A Prospective Study to Evaluate the Impact of Maximal Urethral Length Preservation Technique During Robotic Laparoscopic Prostatectomy on the Stretched Flaccid Penile Length and Continence

NCT05735223 · Status: COMPLETED · Phase: NA · Type: INTERVENTIONAL · Enrollment: 35

Last updated 2023-02-21

No results posted yet for this study

Summary

After robotic prostatectomy, besides erectile function and achievement of oncological control, staying dry is also a very important desire expressed frequently by the patients. This has led to the concept of trifecta achievement after robotic prostatectomies. Hence, continence preserving prostatectomies are the order of the day today. Patient acceptance to surgery is low if the continence cannot be assured preoperatively.
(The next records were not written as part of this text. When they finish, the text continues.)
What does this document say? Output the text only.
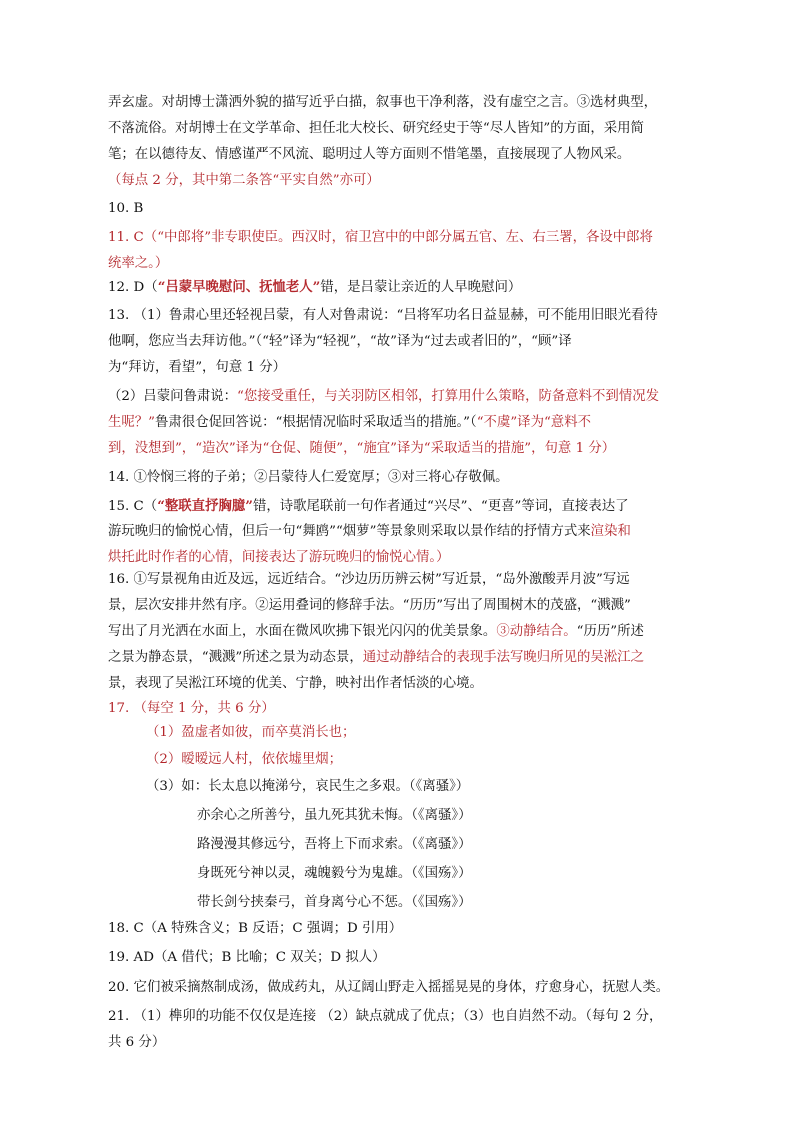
弄玄虚。对胡博士潇洒外貌的描写近乎白描，叙事也干净利落，没有虚空之言。③选材典型，
不落流俗。对胡博士在文学革命、担任北大校长、研究经史于等“尽人皆知”的方面，采用简
笔；在以德待友、情感谨严不风流、聪明过人等方面则不惜笔墨，直接展现了人物风采。
（每点 2 分，其中第二条答“平实自然”亦可）
10. B
11. C（“中郎将”非专职使臣。西汉时，宿卫宫中的中郎分属五官、左、右三署，各设中郎将
统率之。）
12. D（“吕蒙早晚慰问、抚恤老人”错，是吕蒙让亲近的人早晚慰问）
13. （1）鲁肃心里还轻视吕蒙，有人对鲁肃说：“吕将军功名日益显赫，可不能用旧眼光看待
他啊，您应当去拜访他。”（“轻”译为“轻视”，“故”译为“过去或者旧的”，“顾”译
为“拜访，看望”，句意 1 分）
（2）吕蒙问鲁肃说：“您接受重任，与关羽防区相邻，打算用什么策略，防备意料不到情况发
生呢？”鲁肃很仓促回答说：“根据情况临时采取适当的措施。”（“不虞”译为“意料不
到，没想到”，“造次”译为“仓促、随便”，“施宜”译为“采取适当的措施”，句意 1 分）
14. ①怜悯三将的子弟；②吕蒙待人仁爱宽厚；③对三将心存敬佩。
15. C（“整联直抒胸臆”错，诗歌尾联前一句作者通过“兴尽”、“更喜”等词，直接表达了
游玩晚归的愉悦心情，但后一句“舞鸥”“烟萝”等景象则采取以景作结的抒情方式来渲染和
烘托此时作者的心情，间接表达了游玩晚归的愉悦心情。）
16. ①写景视角由近及远，远近结合。“沙边历历辨云树”写近景，“岛外激酸弄月波”写远
景，层次安排井然有序。②运用叠词的修辞手法。“历历”写出了周围树木的茂盛，“溅溅”
写出了月光洒在水面上，水面在微风吹拂下银光闪闪的优美景象。③动静结合。“历历”所述
之景为静态景，“溅溅”所述之景为动态景，通过动静结合的表现手法写晚归所见的吴淞江之
景，表现了吴淞江环境的优美、宁静，映衬出作者恬淡的心境。
17. （每空 1 分，共 6 分）
（1）盈虚者如彼，而卒莫消长也；
（2）暧暧远人村，依依墟里烟；
（3）如：长太息以掩涕兮，哀民生之多艰。（《离骚》）
亦余心之所善兮，虽九死其犹未悔。（《离骚》）
路漫漫其修远兮，吾将上下而求索。（《离骚》）
身既死兮神以灵，魂魄毅兮为鬼雄。（《国殇》）
带长剑兮挟秦弓，首身离兮心不惩。（《国殇》）
18. C（A 特殊含义；B 反语；C 强调；D 引用）
19. AD（A 借代；B 比喻；C 双关；D 拟人）
20. 它们被采摘熬制成汤，做成药丸，从辽阔山野走入摇摇晃晃的身体，疗愈身心，抚慰人类。
21. （1）榫卯的功能不仅仅是连接 （2）缺点就成了优点；（3）也自岿然不动。（每句 2 分，
共 6 分）
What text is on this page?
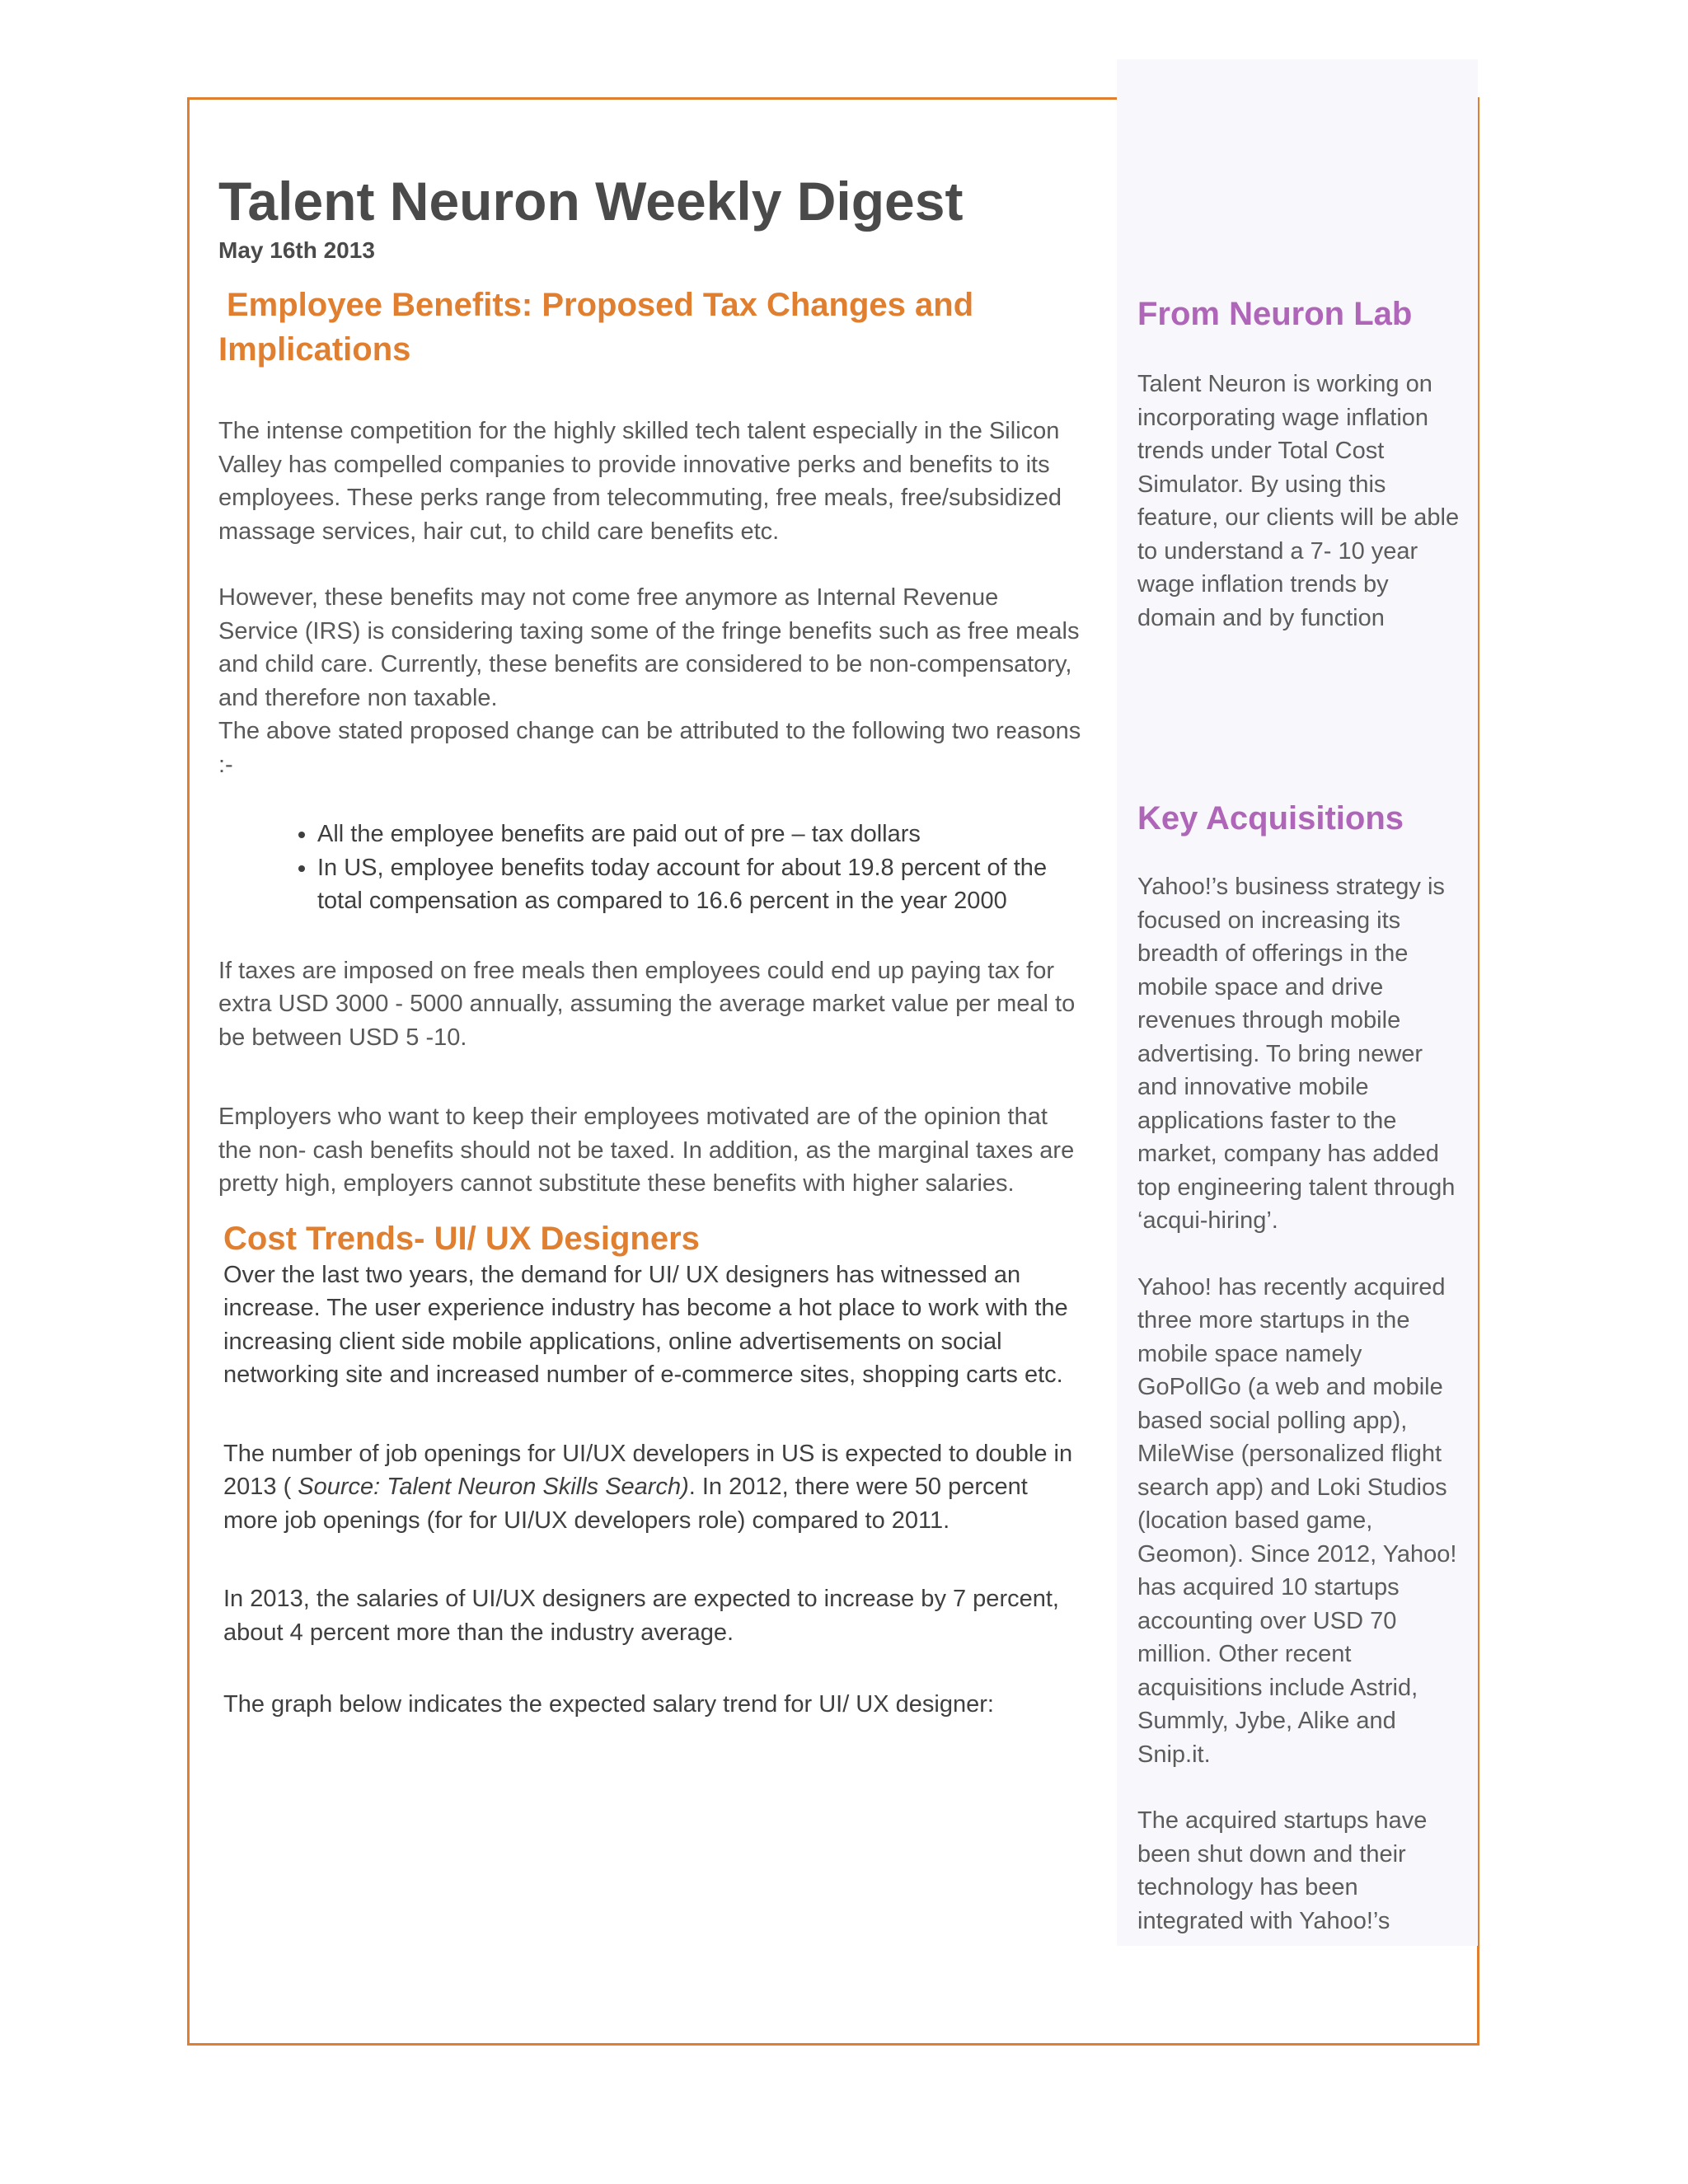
Talent Neuron Weekly Digest
May 16th 2013
Employee Benefits: Proposed Tax Changes and Implications

The intense competition for the highly skilled tech talent especially in the Silicon Valley has compelled companies to provide innovative perks and benefits to its employees. These perks range from telecommuting, free meals, free/subsidized massage services, hair cut, to child care benefits etc.

However, these benefits may not come free anymore as Internal Revenue Service (IRS) is considering taxing some of the fringe benefits such as free meals and child care. Currently, these benefits are considered to be non-compensatory, and therefore non taxable.

The above stated proposed change can be attributed to the following two reasons :-

• All the employee benefits are paid out of pre – tax dollars
• In US, employee benefits today account for about 19.8 percent of the total compensation as compared to 16.6 percent in the year 2000

If taxes are imposed on free meals then employees could end up paying tax for extra USD 3000 - 5000 annually, assuming the average market value per meal to be between USD 5 -10.

Employers who want to keep their employees motivated are of the opinion that the non- cash benefits should not be taxed. In addition, as the marginal taxes are pretty high, employers cannot substitute these benefits with higher salaries.

Cost Trends- UI/ UX Designers

Over the last two years, the demand for UI/ UX designers has witnessed an increase. The user experience industry has become a hot place to work with the increasing client side mobile applications, online advertisements on social networking site and increased number of e-commerce sites, shopping carts etc.

The number of job openings for UI/UX developers in US is expected to double in 2013 ( Source: Talent Neuron Skills Search). In 2012, there were 50 percent more job openings (for for UI/UX developers role) compared to 2011.

In 2013, the salaries of UI/UX designers are expected to increase by 7 percent, about 4 percent more than the industry average.

The graph below indicates the expected salary trend for UI/ UX designer:

From Neuron Lab

Talent Neuron is working on incorporating wage inflation trends under Total Cost Simulator. By using this feature, our clients will be able to understand a 7- 10 year wage inflation trends by domain and by function

Key Acquisitions

Yahoo!’s business strategy is focused on increasing its breadth of offerings in the mobile space and drive revenues through mobile advertising. To bring newer and innovative mobile applications faster to the market, company has added top engineering talent through ‘acqui-hiring’.

Yahoo! has recently acquired three more startups in the mobile space namely GoPollGo (a web and mobile based social polling app), MileWise (personalized flight search app) and Loki Studios (location based game, Geomon). Since 2012, Yahoo! has acquired 10 startups accounting over USD 70 million. Other recent acquisitions include Astrid, Summly, Jybe, Alike and Snip.it.

The acquired startups have been shut down and their technology has been integrated with Yahoo!’s
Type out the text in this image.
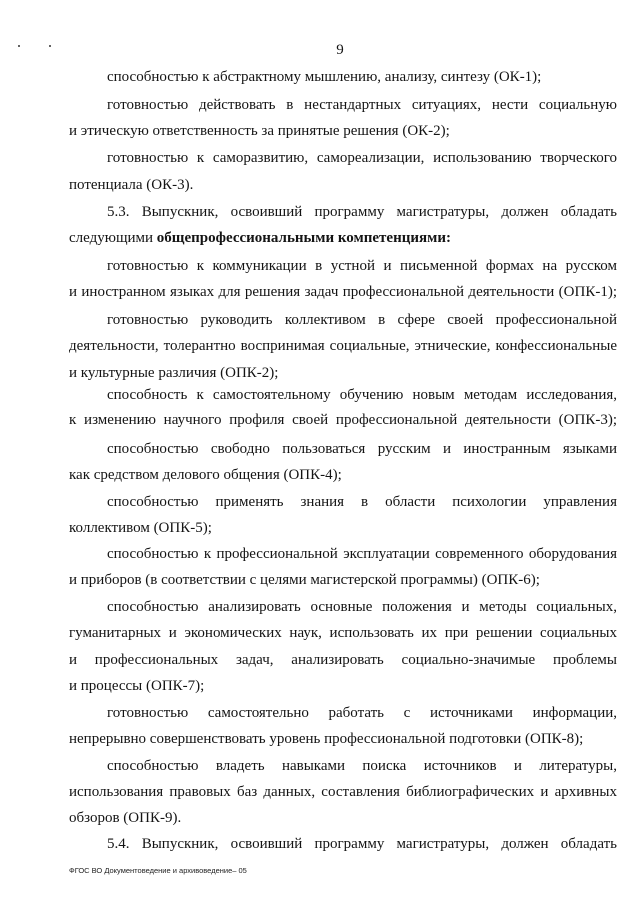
9
способностью к абстрактному мышлению, анализу, синтезу (ОК-1);
готовностью действовать в нестандартных ситуациях, нести социальную
и этическую ответственность за принятые решения (ОК-2);
готовностью к саморазвитию, самореализации, использованию творческого
потенциала (ОК-3).
5.3. Выпускник, освоивший программу магистратуры, должен обладать
следующими общепрофессиональными компетенциями:
готовностью к коммуникации в устной и письменной формах на русском
и иностранном языках для решения задач профессиональной деятельности (ОПК-1);
готовностью руководить коллективом в сфере своей профессиональной
деятельности, толерантно воспринимая социальные, этнические, конфессиональные
и культурные различия (ОПК-2);
способность к самостоятельному обучению новым методам исследования,
к изменению научного профиля своей профессиональной деятельности (ОПК-3);
способностью свободно пользоваться русским и иностранным языками
как средством делового общения (ОПК-4);
способностью применять знания в области психологии управления
коллективом (ОПК-5);
способностью к профессиональной эксплуатации современного оборудования
и приборов (в соответствии с целями магистерской программы) (ОПК-6);
способностью анализировать основные положения и методы социальных,
гуманитарных и экономических наук, использовать их при решении социальных
и профессиональных задач, анализировать социально-значимые проблемы
и процессы (ОПК-7);
готовностью самостоятельно работать с источниками информации,
непрерывно совершенствовать уровень профессиональной подготовки (ОПК-8);
способностью владеть навыками поиска источников и литературы,
использования правовых баз данных, составления библиографических и архивных
обзоров (ОПК-9).
5.4. Выпускник, освоивший программу магистратуры, должен обладать
ФГОС ВО Документоведение и архивоведение– 05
Many techniques have been promulgated in the last two decades.

The investigators present a novel technique of maximal urethral length preservation during surgery as an effective method of continence preservation. The investigators hypothesize that maximal preservation of urethra would lead to improved and early continence after robotic prostatectomy. The investigators also hypothesize that urethral preservation spares penile length shortening. The investigators therefore propose to prospectively evaluate penile length shortening.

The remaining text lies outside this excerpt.